One POCG2b was used for all measurements. Manufacturer-provided control solutions, test strips, and code chips were used for all calibrations and measurements. The POCG2 was calibrated and used in accordance with the manufacturer's directions except that serum, plasma, and venous blood (rather than capillary blood) were used for measurement of glucose concentration. The code chip was changed, and control and calibration tests were performed once monthly and each time a new box of 50 test strips was opened. For each measurement, a test strip was inserted in the POCG2, and 1 drop (approx 0.6 μL) of plasma, serum, or blood was placed on the test strip. The POCG2 provided an automated reading of the measured glucose concentration after 5 seconds. Blood samples for which 1 or more POCG2 glucose concentration measurements were > 600 mg/dL were excluded from analyses. All POCG2 measurements were performed by the same investigator (MJL).
The ABAf measured the glucose concentration in serum by means of hexokinase-mediated conversion of glucose to glucose-6-phosphate that was further oxidized by glucose-6-phosphate dehydrogenase to the reduced form of nicotinamide adenine dinucleotide, which was then quantified spectrophotometrically. The analyzer required 10 μL of serum for analysis and was operated by trained laboratory technologists. Reference intervals established by the clinical pathology laboratory for the ABA were used to categorize samples as hypoglycemic, euglycemic, and hyperglycemic. The serum glucose concentration reference interval was 65 to 112 mg/dL for dogs and 67 to 168 mg/dL for cats. Hypoglycemia was defined as an ABA-measured serum glucose concentration < 65 mg/dL for dogs and < 67 mg/dL for cats. Hyperglycemia was defined as an ABA-measured serum glucose concentration > 112 mg/dL for dogs and > 168 mg/dL for cats. Pronounced hyperglycemia was defined as an ABA-measured serum glucose concentration > 250 mg/dL for both dogs and cats. The serum glucose concentration determined by the ABA was considered the gold standard against which all POCG2 measurements were compared.
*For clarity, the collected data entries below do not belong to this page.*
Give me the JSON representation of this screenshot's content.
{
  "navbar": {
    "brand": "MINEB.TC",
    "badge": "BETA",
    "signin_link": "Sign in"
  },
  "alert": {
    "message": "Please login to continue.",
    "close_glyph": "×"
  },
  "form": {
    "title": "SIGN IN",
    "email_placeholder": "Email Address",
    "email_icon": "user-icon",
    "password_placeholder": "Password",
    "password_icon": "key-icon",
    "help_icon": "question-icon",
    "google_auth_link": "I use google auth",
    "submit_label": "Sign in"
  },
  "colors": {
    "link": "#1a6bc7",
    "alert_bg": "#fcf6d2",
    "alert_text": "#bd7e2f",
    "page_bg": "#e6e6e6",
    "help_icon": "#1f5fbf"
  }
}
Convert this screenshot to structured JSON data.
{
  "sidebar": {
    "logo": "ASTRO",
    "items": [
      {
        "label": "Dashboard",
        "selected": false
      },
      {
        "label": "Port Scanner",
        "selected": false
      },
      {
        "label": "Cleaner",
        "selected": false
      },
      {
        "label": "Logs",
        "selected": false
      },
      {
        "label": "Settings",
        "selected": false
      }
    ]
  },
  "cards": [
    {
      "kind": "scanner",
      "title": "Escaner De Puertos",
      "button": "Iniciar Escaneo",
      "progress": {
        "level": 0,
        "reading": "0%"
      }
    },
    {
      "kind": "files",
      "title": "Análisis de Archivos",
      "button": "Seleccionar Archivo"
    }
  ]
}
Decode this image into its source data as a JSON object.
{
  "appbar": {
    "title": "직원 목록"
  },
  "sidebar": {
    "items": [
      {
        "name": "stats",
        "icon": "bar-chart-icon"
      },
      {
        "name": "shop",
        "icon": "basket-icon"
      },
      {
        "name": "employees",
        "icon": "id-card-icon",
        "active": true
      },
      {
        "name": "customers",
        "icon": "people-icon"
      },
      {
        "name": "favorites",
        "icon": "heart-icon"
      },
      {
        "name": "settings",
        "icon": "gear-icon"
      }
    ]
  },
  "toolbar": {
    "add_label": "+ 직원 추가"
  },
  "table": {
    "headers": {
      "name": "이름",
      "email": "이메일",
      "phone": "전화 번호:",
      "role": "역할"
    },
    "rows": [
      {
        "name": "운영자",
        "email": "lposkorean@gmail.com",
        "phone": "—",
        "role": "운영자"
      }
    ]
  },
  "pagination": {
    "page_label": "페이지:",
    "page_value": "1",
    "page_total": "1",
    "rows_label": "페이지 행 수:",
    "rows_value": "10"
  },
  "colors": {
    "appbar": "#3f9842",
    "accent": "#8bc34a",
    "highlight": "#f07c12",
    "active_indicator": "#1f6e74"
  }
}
Multiple blood samples were analyzed for some animals, and all blood samples included in the study were considered independent observations. Dog and cat data were analyzed separately. For each species, descriptive statistics were calculated to summarize glucose concentrations in serum, plasma, and blood measured by the POCG2 and the serum glucose concentrations measured by the ABA. For each sample, the respective differences between the POCG2-measured glucose concentrations in serum, plasma, and blood and ABA-measured serum glucose concentration were calculated. The data distributions for those differences were then assessed for normality visually and by calculation of the skewness and kurtosis. None of the differences were normally distributed; therefore, the Mann-Whitney test was used to compare median differences among the 3 sample types (serum, plasma, and blood).